Investment tax credit for all businesses except for real estate rental and consumer service business
Expansion of tax credit for new growth technologies such as digital, green, medical bio, etc.

[세종=뉴스핌] Reporter Min Gyeong-ha = The government will create a new’Integrated Investment Tax Credit’ that combines all tax support for corporate investment. Target business types are all businesses excluding real estate leasing and supply business, and consumable service business, and land, buildings, and vehicles are in principle excluded from the tax credit.

In addition, tax credits for research and development costs for new growth and source technologies will be expanded. It plans to support 240 technologies in 12 fields by adding digital and green New Deal and bio-related technologies to the target.

On the 6th, the Ministry of Strategy and Finance announced the’Amendment to the Enforcement Decree of the Tax Law’ containing these details. This enforcement decree was prepared to set specific details for smoothly implementing the tax laws that passed the regular National Assembly in 2020.

Lim Jae-hyun (second from right), head of the Ministry of Strategy and Finance’s taxation office, is all speaking at a briefing on the Tax Law Enforcement Decree held at the Sejong Government Complex on the 5th. [사진=기획재정부] 2021.01.05 [email protected]

First, the government stipulated details related to the establishment of the integrated investment tax credit through the enforcement decree. The newly established integrated investment tax credit is a tax credit that combines the investment tax credit for 9 specific facilities with different support targets and levels and the investment tax credit for SMEs.

The business types subject to the integrated investment tax credit are all businesses excluding the real estate rental/supply business and the consumable service business. Of these, land, buildings, and vehicles were excluded in principle, but deductions were allowed for facilities subject to specific facility investment tax credits and essential business assets for each industry.

The scope of new growth technology commercialization facilities that are subject to a higher deduction rate than other investments will be expanded. It will add 25 technologies, including manufacturing and designing advanced memory semiconductors and utilizing carbon dioxide.

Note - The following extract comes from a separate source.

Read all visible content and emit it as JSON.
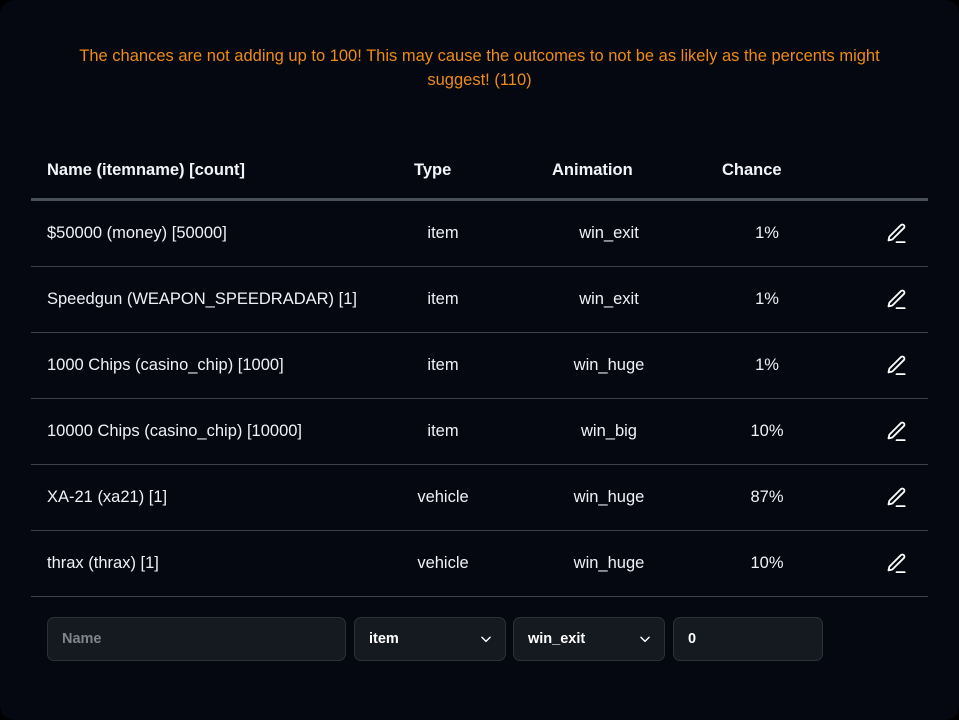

In addition, the target of tax credit for R&D expenses for new growth and source technology will be expanded. From 223 technologies in 12 fields such as future automobiles and artificial intelligence, it will be reorganized into 240 technologies in 12 fields by adding digital and green new deals and medical and bio industry technologies.

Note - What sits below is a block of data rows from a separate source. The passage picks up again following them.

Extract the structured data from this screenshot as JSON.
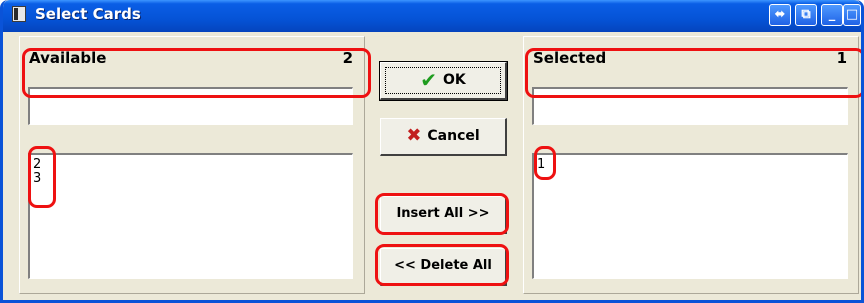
{
  "window": {
    "title": "Select Cards",
    "buttons": [
      "restore-left-right",
      "switch-window",
      "minimize",
      "maximize",
      "close"
    ]
  },
  "available": {
    "label": "Available",
    "count": "2",
    "filter_value": "",
    "items": [
      "2",
      "3"
    ]
  },
  "selected": {
    "label": "Selected",
    "count": "1",
    "filter_value": "",
    "items": [
      "1"
    ]
  },
  "actions": {
    "ok": "OK",
    "cancel": "Cancel",
    "insert_all": "Insert All >>",
    "delete_all": "<< Delete All"
  },
  "colors": {
    "titlebar": "#0553d6",
    "window_bg": "#ece9d8",
    "annotation": "#ee1111",
    "ok_check": "#1f9c1f",
    "cancel_x": "#c21f1f"
  }
}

Specifically, ▲ advanced memory semiconductor and power semiconductor design and manufacturing technology ▲ data de-identification technology ▲ carbon dioxide utilization technology ▲ physical function auxiliary medical device development technology, etc.

On the other hand, 8 technologies that are not suitable due to commercialization due to technology development and poor effectiveness are excluded. Specifically, ▲ information content technology ▲ high-performance non-woven fabric manufacturing and utilization technology, etc.

This revision of the enforcement decree is expected to be promulgated and implemented in February after a legislative notice, a vice minister’s meeting, and a state council meeting.